Take a look at our Energy Market Analysis from the end of February and into March, and perhaps not surprisingly, freezing temperatures were among the key topics of discussion.
Below average temperatures tightened gas supplies and demand was significantly above the seasonal norm with the National Grid requesting additional gas flows from Europe.
Storm Emma and the Beast from the East resulted in freezing temperatures that were significantly below what’s normally expected for the time of year.
Cold outlooks and drops in temperatures impacted on prices and there was significant volatility in the market place as winter seemed pretty determined not to loosen its grip.
According to the Met Office’s Climate Summary for February, the coldest temperature recorded was -11.7C in Hampshire and the deepest snow in County Durham at a depth of 21cm.
So as we prepare for the official start of British summertime and hopefully put winter well and truly behind us, what does all the cold weather mean for contract renewals?
When our energy consultants go out to the marketplace to re-tender for gas and electricity contracts, past consumption plays a key part in assessing future need.
A severely cold winter can artificially inflate volume profiles and impact on the negotiation of future contracts. Supplier contracts may include a take or pay clause, usually 80/120%, this means that if you don’t use 80% of the annual quantity which is based on the last 12 months usage, then you may be expected to pay up to 80% of the usage even though you haven’t used the gas or electricity. If you go over 120% of your contracted volumes you may be expected to pay for the usage over 120% at market rates, not your contracted rates. There are ways to negotiate with suppliers in these circumstances which eliminate or minimise the impact of these costs.
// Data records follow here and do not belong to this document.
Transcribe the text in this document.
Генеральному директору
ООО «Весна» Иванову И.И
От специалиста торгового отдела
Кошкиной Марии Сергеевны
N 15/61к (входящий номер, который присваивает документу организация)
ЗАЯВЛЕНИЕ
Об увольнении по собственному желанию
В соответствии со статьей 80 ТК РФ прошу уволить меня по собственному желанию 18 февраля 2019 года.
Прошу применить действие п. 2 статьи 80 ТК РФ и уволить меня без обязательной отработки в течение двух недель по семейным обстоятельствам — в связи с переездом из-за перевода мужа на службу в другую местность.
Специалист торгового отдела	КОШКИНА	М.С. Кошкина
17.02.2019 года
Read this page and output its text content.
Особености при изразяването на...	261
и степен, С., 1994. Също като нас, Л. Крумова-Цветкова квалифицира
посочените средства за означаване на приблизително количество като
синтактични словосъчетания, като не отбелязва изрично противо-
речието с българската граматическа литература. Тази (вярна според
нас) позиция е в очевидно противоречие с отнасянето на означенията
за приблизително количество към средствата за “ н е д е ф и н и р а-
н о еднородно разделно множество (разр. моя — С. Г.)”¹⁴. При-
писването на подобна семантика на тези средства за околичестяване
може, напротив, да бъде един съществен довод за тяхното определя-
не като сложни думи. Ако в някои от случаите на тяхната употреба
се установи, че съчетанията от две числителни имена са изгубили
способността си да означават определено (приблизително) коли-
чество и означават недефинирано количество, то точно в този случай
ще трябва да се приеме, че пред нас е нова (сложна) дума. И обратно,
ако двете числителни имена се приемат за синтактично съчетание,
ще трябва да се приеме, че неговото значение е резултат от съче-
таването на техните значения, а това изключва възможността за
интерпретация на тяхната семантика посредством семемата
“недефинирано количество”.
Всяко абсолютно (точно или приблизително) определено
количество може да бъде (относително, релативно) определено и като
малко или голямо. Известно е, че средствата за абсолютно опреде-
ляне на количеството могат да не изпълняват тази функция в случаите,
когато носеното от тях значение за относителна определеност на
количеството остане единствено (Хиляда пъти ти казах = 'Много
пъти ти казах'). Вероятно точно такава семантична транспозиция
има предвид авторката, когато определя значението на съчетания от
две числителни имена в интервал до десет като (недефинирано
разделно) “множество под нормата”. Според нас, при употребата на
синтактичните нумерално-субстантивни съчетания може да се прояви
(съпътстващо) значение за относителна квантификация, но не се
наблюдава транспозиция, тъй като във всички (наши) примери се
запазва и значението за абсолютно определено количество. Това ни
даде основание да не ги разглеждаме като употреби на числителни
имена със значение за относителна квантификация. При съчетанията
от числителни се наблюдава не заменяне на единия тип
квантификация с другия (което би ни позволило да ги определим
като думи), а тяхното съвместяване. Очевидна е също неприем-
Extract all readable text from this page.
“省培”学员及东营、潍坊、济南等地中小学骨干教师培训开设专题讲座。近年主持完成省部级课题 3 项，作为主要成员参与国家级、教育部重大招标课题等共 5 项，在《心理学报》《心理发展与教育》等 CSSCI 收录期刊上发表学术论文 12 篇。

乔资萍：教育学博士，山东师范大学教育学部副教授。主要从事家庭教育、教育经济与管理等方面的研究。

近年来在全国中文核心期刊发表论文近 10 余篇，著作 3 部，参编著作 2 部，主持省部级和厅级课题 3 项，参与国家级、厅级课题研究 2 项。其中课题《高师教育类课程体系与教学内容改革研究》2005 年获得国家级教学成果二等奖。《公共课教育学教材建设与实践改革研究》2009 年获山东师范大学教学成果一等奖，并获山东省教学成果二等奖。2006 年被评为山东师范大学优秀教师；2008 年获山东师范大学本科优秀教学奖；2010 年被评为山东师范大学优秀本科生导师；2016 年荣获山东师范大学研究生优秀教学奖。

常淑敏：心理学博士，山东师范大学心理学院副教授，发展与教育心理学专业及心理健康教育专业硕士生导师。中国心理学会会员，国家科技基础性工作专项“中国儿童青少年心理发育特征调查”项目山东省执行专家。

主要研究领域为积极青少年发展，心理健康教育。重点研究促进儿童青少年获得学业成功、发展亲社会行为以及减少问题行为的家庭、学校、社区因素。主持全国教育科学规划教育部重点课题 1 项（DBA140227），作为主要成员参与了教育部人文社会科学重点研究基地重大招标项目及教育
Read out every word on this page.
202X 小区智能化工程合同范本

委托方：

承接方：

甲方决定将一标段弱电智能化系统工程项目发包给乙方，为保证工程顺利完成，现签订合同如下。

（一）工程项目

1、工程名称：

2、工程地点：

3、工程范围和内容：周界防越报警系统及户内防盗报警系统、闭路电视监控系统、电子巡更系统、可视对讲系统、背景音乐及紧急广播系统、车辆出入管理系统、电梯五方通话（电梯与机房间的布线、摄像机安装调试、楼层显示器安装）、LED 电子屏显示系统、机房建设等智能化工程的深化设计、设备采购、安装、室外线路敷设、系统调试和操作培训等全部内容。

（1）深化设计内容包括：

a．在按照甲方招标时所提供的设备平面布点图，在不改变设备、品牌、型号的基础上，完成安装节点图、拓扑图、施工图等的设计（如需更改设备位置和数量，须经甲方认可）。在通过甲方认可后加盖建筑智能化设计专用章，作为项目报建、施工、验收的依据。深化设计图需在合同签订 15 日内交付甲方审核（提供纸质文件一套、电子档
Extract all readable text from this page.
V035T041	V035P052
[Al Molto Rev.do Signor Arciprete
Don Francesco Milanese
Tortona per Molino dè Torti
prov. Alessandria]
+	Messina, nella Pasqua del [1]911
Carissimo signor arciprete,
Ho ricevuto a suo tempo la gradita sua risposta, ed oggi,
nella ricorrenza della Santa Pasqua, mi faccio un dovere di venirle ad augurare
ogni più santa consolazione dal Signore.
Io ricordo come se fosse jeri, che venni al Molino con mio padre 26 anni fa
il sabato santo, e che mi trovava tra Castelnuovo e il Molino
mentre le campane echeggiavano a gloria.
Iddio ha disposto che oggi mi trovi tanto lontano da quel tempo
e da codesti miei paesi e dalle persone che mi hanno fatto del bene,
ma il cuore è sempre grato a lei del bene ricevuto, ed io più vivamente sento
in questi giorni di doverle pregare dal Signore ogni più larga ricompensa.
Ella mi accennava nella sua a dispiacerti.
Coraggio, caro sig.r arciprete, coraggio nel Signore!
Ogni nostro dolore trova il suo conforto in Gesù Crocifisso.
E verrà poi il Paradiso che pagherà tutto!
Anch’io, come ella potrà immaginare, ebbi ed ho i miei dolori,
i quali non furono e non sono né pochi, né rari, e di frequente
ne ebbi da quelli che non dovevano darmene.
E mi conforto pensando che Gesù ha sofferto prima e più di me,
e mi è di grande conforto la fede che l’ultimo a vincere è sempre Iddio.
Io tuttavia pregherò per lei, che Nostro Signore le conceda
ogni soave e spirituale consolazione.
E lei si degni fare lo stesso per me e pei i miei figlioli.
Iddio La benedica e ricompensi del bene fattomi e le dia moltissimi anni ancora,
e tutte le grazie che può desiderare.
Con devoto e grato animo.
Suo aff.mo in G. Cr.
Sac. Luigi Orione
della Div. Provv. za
For clients using our Bill Validation, we can be much more informed and accurate with budgeting and forecasting. Our bespoke software not only reviews and recalculates each component of an invoice and matches contract rates and consumption with invoice details, it also flags where usage exceeds or falls below what we would be expecting for the given billing period. All this information is key when negotiating future contracts.